The authors evaluate different loss functions for cross-attention supervision in SWIM, measuring their impact on fine-grained video understanding tasks. Results show that the binary cross-entropy (BCE) loss achieves the highest average score and performs best across all individual metrics compared to alternative losses such as mIoU, Focal, and Dice. Binary cross-entropy loss achieves the highest average score and outperforms other loss functions across all metrics. BCE consistently improves performance on both subject correspondence and temporal description tasks compared to alternatives. The best-performing loss function leads to more accurate and stable attention alignment for fine-grained object grounding.
The authors compare SWIM with Qwen2.5-VL-7B on GamePoint metrics, which measure how well the highest attention regions align with object masks. Results show that SWIM consistently outperforms the baseline across all thresholds, indicating more focused and accurate attention on the specified objects. The improvement is most pronounced at the highest confidence levels, suggesting sharper attention peaks. SWIM achieves higher alignment with object masks compared to Qwen2.5-VL-7B across all attention thresholds. The performance gain is most significant at the top confidence levels, indicating more precise attention localization. SWIM produces sharper attention peaks, reducing diffuse activations and improving object grounding.

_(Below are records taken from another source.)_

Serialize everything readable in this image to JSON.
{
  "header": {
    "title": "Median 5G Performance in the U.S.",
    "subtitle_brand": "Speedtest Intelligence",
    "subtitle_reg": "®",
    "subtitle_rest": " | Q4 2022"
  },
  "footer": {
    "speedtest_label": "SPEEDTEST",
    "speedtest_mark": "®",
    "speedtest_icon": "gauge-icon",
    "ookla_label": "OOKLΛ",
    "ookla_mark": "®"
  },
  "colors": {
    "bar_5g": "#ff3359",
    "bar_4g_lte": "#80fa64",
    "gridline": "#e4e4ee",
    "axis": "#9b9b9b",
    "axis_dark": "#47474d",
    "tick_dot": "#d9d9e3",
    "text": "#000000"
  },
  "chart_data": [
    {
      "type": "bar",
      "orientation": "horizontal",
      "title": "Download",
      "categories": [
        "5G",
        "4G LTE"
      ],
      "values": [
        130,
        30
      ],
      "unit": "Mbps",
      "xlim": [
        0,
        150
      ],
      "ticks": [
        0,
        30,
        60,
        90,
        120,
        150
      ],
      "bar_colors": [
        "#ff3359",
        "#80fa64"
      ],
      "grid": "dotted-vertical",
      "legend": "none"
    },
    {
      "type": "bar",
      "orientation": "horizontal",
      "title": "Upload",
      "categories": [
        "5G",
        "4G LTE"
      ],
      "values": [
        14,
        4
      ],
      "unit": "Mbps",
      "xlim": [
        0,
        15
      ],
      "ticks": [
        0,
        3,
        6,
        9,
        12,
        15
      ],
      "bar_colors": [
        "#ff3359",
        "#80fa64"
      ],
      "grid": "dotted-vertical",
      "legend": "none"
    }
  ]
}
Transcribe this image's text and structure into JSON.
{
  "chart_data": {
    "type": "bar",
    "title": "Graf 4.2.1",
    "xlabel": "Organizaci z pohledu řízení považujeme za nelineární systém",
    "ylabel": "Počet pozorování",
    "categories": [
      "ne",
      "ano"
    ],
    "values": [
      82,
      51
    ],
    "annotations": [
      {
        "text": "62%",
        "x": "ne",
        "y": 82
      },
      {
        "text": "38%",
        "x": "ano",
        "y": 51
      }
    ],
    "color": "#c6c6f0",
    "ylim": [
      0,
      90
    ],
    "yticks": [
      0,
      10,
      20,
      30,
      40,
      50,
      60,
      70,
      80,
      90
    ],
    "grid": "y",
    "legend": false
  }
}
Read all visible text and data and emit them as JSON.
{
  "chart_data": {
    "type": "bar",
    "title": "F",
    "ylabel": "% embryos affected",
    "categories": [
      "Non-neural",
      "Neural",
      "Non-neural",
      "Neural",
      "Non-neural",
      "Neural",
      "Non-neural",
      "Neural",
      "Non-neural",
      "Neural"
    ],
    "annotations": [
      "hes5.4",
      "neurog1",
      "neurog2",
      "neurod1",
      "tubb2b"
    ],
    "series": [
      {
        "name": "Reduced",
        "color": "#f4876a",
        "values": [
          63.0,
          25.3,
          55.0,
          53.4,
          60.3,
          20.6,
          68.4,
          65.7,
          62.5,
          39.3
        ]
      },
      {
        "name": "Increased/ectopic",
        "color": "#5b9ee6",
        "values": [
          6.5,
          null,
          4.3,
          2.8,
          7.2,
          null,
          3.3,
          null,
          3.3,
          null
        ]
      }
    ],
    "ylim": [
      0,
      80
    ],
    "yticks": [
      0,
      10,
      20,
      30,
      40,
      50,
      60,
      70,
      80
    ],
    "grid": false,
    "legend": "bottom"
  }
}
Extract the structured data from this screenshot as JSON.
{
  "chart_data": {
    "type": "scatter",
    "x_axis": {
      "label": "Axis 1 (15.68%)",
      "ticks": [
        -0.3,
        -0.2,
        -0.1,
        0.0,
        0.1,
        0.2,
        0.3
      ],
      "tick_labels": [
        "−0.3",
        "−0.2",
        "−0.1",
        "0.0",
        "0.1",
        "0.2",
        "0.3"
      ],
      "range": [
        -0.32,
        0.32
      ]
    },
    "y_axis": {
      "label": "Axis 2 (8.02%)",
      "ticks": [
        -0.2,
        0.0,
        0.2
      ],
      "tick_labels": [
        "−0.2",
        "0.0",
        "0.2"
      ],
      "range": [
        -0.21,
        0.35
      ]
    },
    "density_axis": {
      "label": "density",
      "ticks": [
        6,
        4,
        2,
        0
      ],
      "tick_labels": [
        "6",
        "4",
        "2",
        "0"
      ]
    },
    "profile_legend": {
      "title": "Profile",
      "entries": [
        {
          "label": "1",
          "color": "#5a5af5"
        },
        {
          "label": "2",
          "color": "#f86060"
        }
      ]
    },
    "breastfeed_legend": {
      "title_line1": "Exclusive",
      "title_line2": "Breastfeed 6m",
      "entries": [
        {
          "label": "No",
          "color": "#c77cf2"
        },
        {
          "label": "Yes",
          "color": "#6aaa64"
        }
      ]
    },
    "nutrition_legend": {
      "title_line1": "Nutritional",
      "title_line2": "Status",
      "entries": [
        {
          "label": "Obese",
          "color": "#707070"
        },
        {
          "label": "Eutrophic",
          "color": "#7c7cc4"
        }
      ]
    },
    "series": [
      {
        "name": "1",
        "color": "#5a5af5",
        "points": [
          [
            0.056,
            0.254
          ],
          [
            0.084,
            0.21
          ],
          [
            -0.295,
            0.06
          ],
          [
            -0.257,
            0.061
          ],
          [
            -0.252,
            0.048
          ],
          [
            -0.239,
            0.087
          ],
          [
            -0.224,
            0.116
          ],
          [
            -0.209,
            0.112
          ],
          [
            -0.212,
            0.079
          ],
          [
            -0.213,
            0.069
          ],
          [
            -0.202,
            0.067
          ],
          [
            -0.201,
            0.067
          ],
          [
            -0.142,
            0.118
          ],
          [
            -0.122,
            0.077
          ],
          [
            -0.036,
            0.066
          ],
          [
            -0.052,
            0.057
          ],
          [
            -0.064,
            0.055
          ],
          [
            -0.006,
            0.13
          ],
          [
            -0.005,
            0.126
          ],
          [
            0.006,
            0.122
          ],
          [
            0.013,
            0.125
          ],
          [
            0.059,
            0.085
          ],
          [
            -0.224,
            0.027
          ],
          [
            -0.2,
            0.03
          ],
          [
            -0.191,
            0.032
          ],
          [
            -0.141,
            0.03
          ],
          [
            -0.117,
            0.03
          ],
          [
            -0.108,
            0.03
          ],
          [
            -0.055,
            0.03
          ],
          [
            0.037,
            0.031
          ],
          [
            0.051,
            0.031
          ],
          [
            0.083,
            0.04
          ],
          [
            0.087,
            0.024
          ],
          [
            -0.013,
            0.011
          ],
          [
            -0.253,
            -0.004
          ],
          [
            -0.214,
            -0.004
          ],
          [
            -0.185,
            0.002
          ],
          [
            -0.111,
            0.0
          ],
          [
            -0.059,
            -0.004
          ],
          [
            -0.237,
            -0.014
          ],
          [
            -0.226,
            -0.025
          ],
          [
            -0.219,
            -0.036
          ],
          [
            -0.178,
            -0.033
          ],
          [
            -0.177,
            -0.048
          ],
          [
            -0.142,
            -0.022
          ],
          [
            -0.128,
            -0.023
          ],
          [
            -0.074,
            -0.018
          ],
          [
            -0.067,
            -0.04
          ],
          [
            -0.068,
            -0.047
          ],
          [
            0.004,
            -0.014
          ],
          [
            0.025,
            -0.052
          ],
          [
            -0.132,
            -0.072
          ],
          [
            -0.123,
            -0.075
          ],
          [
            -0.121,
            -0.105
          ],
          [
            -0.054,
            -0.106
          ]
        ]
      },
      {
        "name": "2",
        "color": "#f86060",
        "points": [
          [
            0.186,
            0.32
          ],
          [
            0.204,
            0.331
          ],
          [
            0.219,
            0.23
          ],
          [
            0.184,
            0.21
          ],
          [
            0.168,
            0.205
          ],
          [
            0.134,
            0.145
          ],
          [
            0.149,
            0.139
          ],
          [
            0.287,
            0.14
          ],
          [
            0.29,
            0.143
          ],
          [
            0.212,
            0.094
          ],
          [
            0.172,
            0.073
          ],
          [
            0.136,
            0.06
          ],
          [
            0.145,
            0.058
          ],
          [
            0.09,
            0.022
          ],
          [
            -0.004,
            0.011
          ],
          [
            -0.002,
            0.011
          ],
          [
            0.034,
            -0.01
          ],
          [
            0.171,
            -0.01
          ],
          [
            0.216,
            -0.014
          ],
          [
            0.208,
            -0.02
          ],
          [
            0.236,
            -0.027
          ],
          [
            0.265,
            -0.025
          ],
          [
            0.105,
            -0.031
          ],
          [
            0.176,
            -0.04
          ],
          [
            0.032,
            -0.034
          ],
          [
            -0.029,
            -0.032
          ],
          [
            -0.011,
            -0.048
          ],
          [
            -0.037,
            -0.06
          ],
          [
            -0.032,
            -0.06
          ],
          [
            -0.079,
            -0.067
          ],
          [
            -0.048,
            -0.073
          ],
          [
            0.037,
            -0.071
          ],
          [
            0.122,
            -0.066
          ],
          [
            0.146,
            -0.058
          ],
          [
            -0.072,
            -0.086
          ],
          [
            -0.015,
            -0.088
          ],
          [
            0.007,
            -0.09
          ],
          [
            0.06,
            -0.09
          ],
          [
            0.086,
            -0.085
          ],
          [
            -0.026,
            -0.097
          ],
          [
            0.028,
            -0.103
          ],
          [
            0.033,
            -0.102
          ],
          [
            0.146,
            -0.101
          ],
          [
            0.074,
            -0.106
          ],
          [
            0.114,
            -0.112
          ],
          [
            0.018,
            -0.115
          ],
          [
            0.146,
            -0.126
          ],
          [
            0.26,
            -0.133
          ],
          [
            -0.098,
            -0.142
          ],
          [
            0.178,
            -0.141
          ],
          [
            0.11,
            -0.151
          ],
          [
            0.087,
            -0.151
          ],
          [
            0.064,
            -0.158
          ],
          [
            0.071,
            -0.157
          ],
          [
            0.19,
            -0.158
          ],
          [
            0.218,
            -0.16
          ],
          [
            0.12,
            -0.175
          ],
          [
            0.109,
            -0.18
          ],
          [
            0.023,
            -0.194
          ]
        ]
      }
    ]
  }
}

The authors compare different fusion methods for combining attention maps across layers in SWIM, evaluating their impact on fine-grained video understanding tasks. Results show that mean aggregation achieves the highest average performance, outperforming addition, pooling, and element-wise product, indicating that averaging attention maps provides a more effective alignment signal for precise object grounding. Mean fusion achieves the highest average performance among the tested methods. Element-wise product underperforms due to over-suppression of moderate attention regions. Addition and pooling fusion methods yield lower results compared to mean aggregation.
The authors evaluate SWIM across specialized video grounding benchmarks, general video understanding tasks, and component ablation studies to validate its alignment capabilities and architectural choices. The model consistently outperforms strong baselines in spatial correspondence and appearance description while maintaining competitive general comprehension, confirming that targeted fine-grained training does not compromise broader understanding. Ablation analyses further demonstrate that binary cross-entropy loss and mean attention fusion effectively sharpen object localization by reducing diffuse activations and stabilizing cross-attention alignment. Collectively, these results validate that SWIM’s design successfully strengthens precise visual-textual grounding without sacrificing general video reasoning.